Removing dead tissue wasn’t enough. Within days I had a raging infection that a knock-your-socks-off course of antibiotics couldn’t fix. One week later I was back in surgery under general anesthesia for the third time in as many weeks. Again, I had no way of knowing what would happen until I woke up.
My tissue expander— a temporary prosthetic designed to gradually stretch my skin and create a pocket for a new breast, had to come out—and my insides were far too infected to put a new one back in.
The plan for reconstruction, like all my plans, would have to change.
I love to say: time is a construct, but what it is now, is total mindfuckery.
In my head I’ve been in bed recovering for five weeks. But in my body, it’s only been two weeks since my last surgery. Different parts of me are healing at different rates. The closest I can compare it to is giving birth, only that different parts of the baby have come out at different times, which makes it rather complicated to measure its age in weeks.

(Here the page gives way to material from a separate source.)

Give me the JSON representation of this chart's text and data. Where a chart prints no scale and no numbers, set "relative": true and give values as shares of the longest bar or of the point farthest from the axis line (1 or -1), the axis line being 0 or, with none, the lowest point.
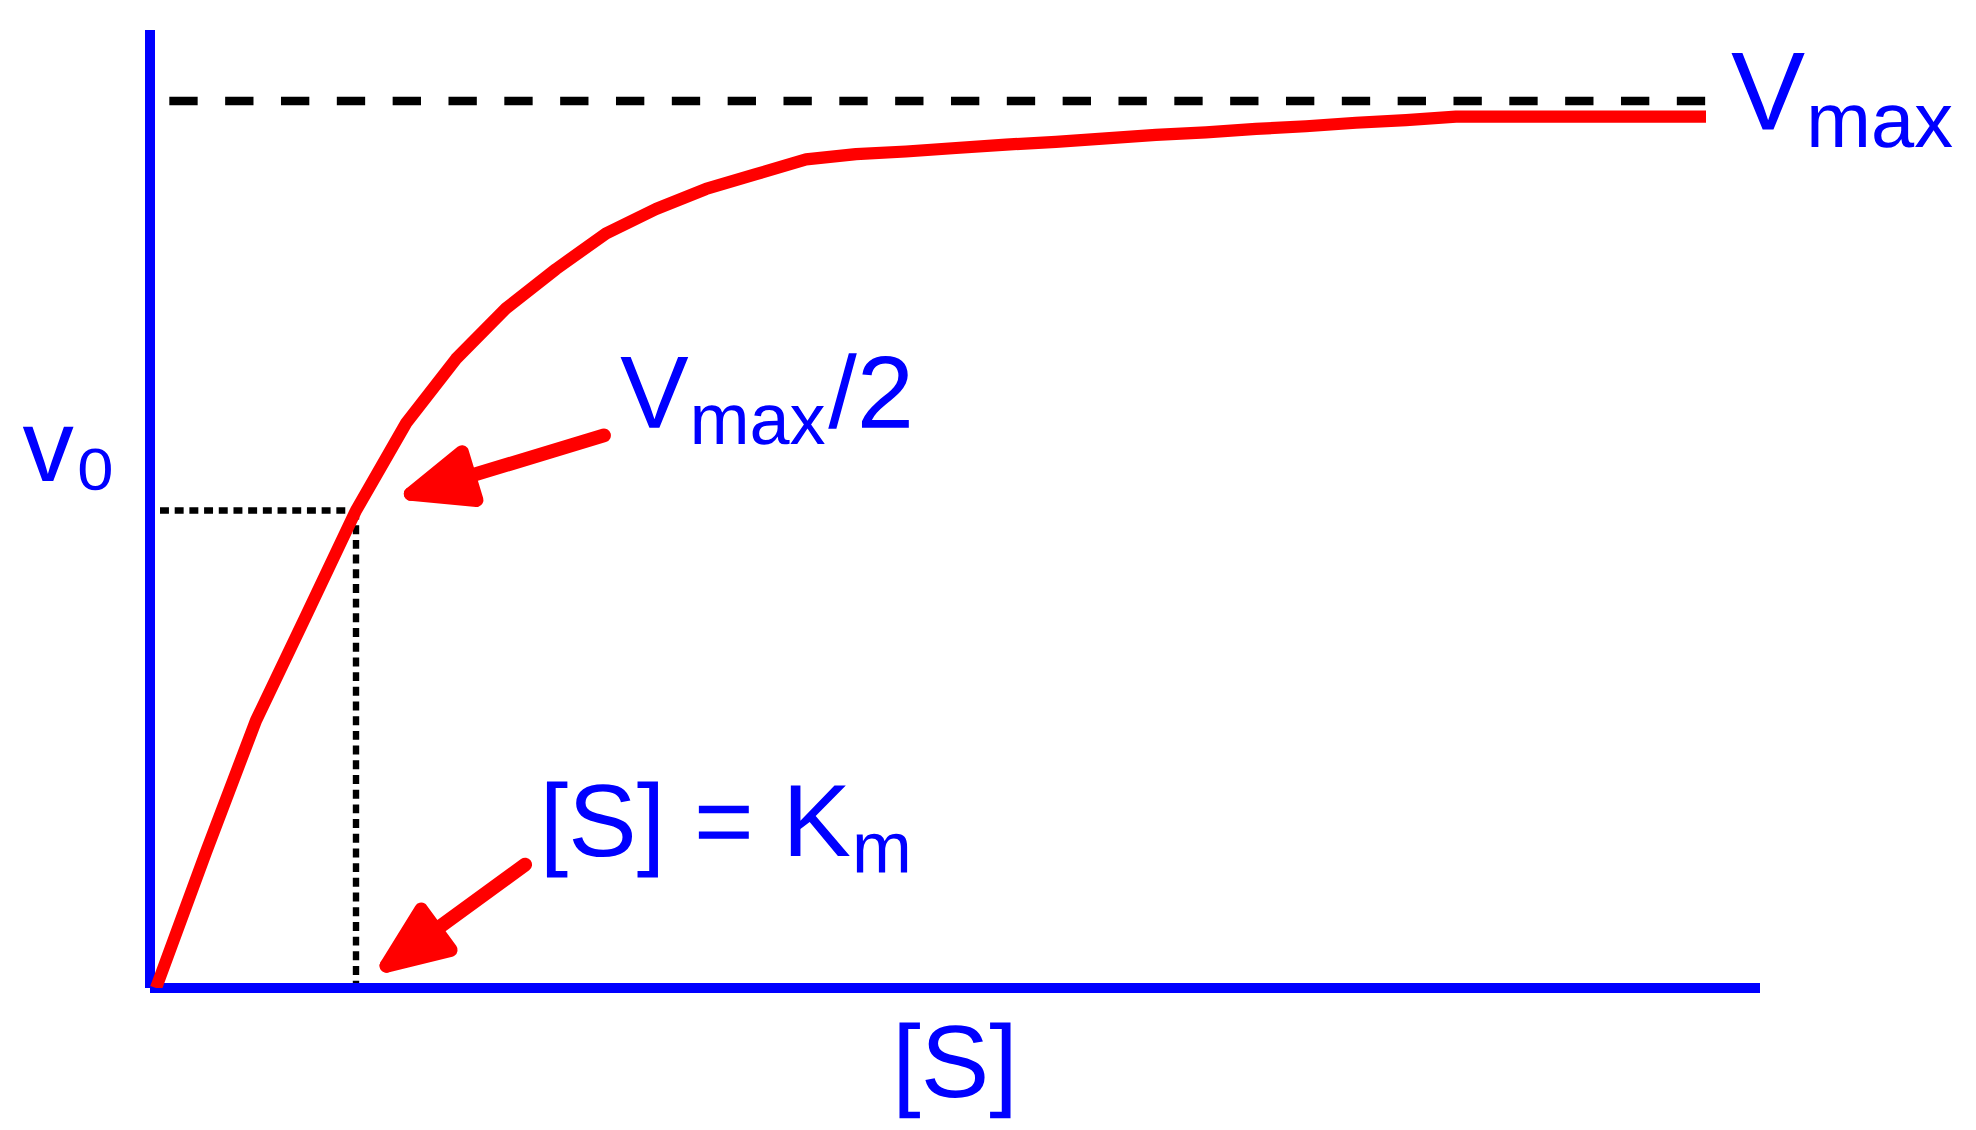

I didn’t expect recovery to be linear, but I didn’t foresee multiple setbacks, either. Complications wear you down. Each one pushed me further and further into survival mode, where my lizard brain on high alert saw everything as a disaster waiting to happen. After three surgeries in three weeks, resilience reaches an all-time low. When you become a delicate medical situation, you don’t have a lot of tools to refuel the engine.
Now I’m climbing out of the wreckage — slowly, but (as I am told at my weekly checkups) surely. I am cautiously approaching the end of one solid week without a major surgery or trip to the emergency room. I can, and am encouraged to, go on a sunny holiday in August. Touchstones of normalcy are within my grasp, and I reach for them with gratitude and a growing sense of optimism.
My biggest challenges at the moment are keeping a rein on my impatience; regaining a sense of safety, trust that things are going to be okay; and rebuilding my resilience.
Some days patience is the biggest struggle, for while the whole world tells you to slow down, no one has the time to slow down with you.
Got any hacks for how to become more patient, like, now? Please send them. I’ll wait.
Thank you for piecing together the fragments with me. I hope you are having a much better start to the summer than I am, and it brings you all that you need: whether pleasure or adventure, patience or resilience, calm and healing, or a little bit of everything.
Here in Amsterdam, a characteristically unpredictable Dutch summer has lavished us with gloomy days of lashing wind and rained-out barbecues. I don’t mind — it’s good for cocooning and not feeling like I’m missing out on much. Deep in the mud and mess hide tiny sprouts of hope, stubbornly growing.
See you here again soon. With better news. I promise.